You'll find that Computer Science can be much harder on typos because computers don't understand them, so when you do make them you tend to notice and fix them. Seriously, you knew what I meant by usely, why bother bringing it up?

incorrect logic

GARGH!!!!!!!!!!!!!!! 0.3 != 1/3! Its 0.3 recurring, which when you multiply by 3 equals 0.9 recurring, which you can easily prove is 1.

 

[Plurralbles]

the example was kind of stupid

 

[Drug Crazed]

Well, yes. But one would hope that if someone sucked at 'Mechanics 1' they wouldn't then go "OH BOY, I CAN'T WAIT FOR MECHANICS 2: REVENGE OF THE STUPID!", to follow your example.
I say 'You should just accept it and move on' in a sense that 'Yes, its stupid, now learn it, LEARN IT HARD' Accept the fact you're having problems with it and try harder to understand it, because it ain't changing or getting less obtuse.

One would also hope they weren't doing Further Maths and thus needed to do both modules.

The issue wasn't that M1 wasn't understandable. I resat it and got the extra marks because my M2 teacher went over it again with me. The teaching was bad, not me. Especially since after M1 made sense, all of M2 did.

In other news: I HATE UNREADABLE CAPTCHA

 

[Dastardly]

snip

When you evaluate the "truth" of a statement, you aren't evaluating whether it's useful. You're evaluating whether the logic is sound.

If A, then B. In this case, A is "medicine," and B is "feel better." And you have four possible permutations of truth/falsehood here:

The information we are given tells us that medicine will make you feel better. Knowing this, if:

1. A and B are both true, the statement is "Take medicine, feel better." This is true.

2. A is true, B is false, so the statement is "Take medicine, don't feel better." This doesn't line up with the information we are originally given, so it's false.

3. A is false, B is true, so the statement is "Don't take medicine, feel better." Since the information doesn't tell us medicine is the ONLY way to feel better (it only tells us that taking the medicine will definitely do the job), we can't call this statement "false." It's true, if only on a technicality--it's logically sound.

4. Both A and B are false, so the statement is "Don't take medicine, don't feel better." Also lines up with the information we're given, so it is logically sound, and therefore true.

Your teacher is using a useful technique when teaching students about logic--the usefulness of a statement, or whether or not you agree with the statement, is separate from whether or not the logic behind the statement is internally consistent with the information upon which it is based.

For a better understanding of If/Then, and the logic behind why certain statements are true (sound) or false (unsound), consider this example:

"If the animal is a dog, it is a mammal." - This is the information we are given, which is therefore assumed to be true for the purposes of these operations. Assumptions are useful, just as you assume a chair will support your weight without extensive testing each time you sit.

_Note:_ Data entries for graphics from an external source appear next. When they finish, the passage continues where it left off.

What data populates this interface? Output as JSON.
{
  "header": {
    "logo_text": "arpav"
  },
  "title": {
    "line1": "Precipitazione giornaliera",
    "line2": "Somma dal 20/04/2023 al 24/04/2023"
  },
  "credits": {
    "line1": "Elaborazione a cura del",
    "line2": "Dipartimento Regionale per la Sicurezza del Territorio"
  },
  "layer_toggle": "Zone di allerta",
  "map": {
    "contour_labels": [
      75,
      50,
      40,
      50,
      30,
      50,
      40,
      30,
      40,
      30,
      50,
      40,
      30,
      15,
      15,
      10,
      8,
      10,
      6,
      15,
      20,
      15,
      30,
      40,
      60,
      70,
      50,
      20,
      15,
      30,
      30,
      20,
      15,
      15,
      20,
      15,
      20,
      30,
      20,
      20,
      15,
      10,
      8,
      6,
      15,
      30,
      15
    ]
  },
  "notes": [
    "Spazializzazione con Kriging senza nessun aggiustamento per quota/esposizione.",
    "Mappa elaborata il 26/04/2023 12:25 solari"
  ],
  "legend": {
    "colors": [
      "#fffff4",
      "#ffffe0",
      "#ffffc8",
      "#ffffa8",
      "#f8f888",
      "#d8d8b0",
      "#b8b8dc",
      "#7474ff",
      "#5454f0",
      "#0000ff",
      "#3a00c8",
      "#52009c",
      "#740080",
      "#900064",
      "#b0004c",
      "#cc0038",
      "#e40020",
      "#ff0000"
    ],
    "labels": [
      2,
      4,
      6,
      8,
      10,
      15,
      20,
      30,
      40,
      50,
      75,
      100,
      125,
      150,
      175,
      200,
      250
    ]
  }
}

Conveniently, we also know this to be scientifically true (dogs are, in fact, mammals), but that isn't important except to help you understand how if/then statements work.

So, knowing this, let's assume each of the following:

1. A and B are both true: "The animal is a dog, therefore it is a mammal." Makes sense. Dogs are mammals.

2. A is true, B is false: "The animal is a dog, and it is not a mammal." This conflicts with the information we are given, so it is false. There are no such things as non-mammal dogs.

3. A is false, B is true: "The animal is not a dog, and it is a mammal." This doesn't conflict with our information--we aren't told that ONLY dogs can be mammals, just that dogs themselves must be mammals. This statement is consistent with our information, so it is true. It could be a cat, after all.

4. A is false, B is false: "The animal is not a dog, and it is not a mammal." This also does not conflict with the information we are given. It could be a lizard--not a dog, not a mammal. This statement isn't useful, but it is logically sound.

THE ONLY way for an 'if/then' statement to be false is if we satisfy the "IF," and the "THEN" result does not occur. This would mean that the original statement would be false. Since you cannot falsify the GIVEN, it is instead the CONCLUSION that is false.